Temporary Life Insurance
Temporary insurance coverage is available at time of application for a life insurance policy if certain conditions are met. Normally, temporary coverage relates to free coverage while the insurance company which is underwriting the risk, goes through the process of deciding whether or not they will grant a contract of coverage. The qualifications for temporary coverage vary from insurance company to insurance company but generally applicants will qualify if they are between the ages of 18 and 65, have no knowledge or suspicions of ill health, have not been absent from work for more than 7 days within the prior 6 months because of sickness or injury and total coverage applied for from all sources does not exceed $500,000. Normally a cheque covering a minimum of one months premium is required to complete the conditions for this kind of coverage. The insurance company applies this deposit towards the cost of a policy at its issue date, which may be several weeks in the future.
Term Life Insurance
A plan of insurance which covers the insured for only a certain period of time and not necessarily for his or her entire life. The policy pays a death benefit only if the insured dies during the term.

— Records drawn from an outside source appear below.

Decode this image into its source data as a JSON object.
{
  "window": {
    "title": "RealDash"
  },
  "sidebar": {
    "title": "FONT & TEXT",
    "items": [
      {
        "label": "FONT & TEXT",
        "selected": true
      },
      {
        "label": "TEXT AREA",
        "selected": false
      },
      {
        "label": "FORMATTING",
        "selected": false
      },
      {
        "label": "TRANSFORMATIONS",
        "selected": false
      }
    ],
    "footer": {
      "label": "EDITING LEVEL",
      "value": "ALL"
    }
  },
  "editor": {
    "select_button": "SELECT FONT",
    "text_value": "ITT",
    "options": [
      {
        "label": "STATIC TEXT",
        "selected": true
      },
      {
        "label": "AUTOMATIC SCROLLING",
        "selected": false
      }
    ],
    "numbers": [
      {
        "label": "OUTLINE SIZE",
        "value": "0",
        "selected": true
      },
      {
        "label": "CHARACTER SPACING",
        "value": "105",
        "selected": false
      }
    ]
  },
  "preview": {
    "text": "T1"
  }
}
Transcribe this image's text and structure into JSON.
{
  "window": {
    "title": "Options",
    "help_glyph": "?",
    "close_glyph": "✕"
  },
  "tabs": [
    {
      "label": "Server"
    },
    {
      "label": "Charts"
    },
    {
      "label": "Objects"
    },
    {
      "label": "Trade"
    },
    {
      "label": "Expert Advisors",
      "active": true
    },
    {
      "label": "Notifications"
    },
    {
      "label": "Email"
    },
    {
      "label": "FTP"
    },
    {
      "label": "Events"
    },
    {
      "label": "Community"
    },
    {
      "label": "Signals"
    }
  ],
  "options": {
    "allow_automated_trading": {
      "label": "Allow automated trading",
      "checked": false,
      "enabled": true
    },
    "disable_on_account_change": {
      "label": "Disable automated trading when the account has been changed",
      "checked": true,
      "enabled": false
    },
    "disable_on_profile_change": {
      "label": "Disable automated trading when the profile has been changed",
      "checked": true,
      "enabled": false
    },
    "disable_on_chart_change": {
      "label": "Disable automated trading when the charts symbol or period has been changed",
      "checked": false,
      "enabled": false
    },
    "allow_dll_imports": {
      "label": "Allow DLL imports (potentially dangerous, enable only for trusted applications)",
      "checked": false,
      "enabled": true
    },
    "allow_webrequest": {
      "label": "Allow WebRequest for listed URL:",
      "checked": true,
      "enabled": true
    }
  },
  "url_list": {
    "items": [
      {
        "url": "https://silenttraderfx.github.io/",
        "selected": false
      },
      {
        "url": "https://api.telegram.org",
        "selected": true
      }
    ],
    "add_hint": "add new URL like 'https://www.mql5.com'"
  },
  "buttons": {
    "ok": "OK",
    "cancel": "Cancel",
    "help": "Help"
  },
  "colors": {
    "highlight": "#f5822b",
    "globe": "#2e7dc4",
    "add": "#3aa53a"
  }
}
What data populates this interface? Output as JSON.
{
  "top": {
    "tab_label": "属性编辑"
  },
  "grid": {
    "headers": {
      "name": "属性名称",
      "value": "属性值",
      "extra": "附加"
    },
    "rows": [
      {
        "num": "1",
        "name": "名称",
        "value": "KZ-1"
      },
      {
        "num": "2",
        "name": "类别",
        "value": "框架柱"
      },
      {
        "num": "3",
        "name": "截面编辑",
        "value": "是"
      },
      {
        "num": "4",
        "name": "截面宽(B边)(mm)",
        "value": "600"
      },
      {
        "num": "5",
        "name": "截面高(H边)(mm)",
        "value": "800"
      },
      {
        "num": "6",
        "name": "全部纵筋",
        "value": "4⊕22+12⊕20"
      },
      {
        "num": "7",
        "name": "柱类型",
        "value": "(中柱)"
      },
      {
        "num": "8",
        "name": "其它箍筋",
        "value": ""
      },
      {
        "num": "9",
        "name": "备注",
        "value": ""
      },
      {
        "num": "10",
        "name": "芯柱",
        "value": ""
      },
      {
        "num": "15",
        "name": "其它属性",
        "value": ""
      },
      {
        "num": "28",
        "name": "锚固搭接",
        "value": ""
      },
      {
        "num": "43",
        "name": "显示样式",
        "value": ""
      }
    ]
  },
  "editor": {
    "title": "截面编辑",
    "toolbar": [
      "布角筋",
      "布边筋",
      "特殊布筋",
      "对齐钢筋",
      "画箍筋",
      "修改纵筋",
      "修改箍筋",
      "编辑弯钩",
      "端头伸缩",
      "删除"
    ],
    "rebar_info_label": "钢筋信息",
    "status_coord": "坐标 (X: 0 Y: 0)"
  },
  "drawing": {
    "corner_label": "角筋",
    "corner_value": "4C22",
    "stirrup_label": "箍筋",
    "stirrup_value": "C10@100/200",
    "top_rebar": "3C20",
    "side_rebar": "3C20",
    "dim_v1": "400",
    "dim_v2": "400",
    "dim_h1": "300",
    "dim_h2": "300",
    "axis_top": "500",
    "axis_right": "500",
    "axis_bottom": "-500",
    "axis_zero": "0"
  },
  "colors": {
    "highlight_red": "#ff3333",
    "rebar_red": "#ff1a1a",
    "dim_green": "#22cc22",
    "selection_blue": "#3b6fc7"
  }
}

Yearly Renewable Term Insurance
Sometimes, simply called YRT, this is a form of term life insurance that may be renewed annually without evidence of insurability to a stated age.
Export Credit Insurance
The granting of insurance to cover the commercial and political risks of selling in foreign markets.
A firm licensed to sell insurance to the public.
A course of action adopted by a financial institution to guide and usually determine present and future decisions in the light of given conditions.
Accidental Dismemberment: (Credit Insurance)
Provides additional financial security should an insured person be dismembered or lose the use of a limb as the result of an accident.
Amortization (Credit Insurance)
Refers to the reduction of debt by regular payments of interest and principal in order to pay off a loan by maturity.
Beneficiary (Credit Insurance)
The person or party designated to receive proceeds entitled by a benefit. Payment of a benefit is triggered by an event. In the case of credit insurance, the beneficiary will always be the creditor.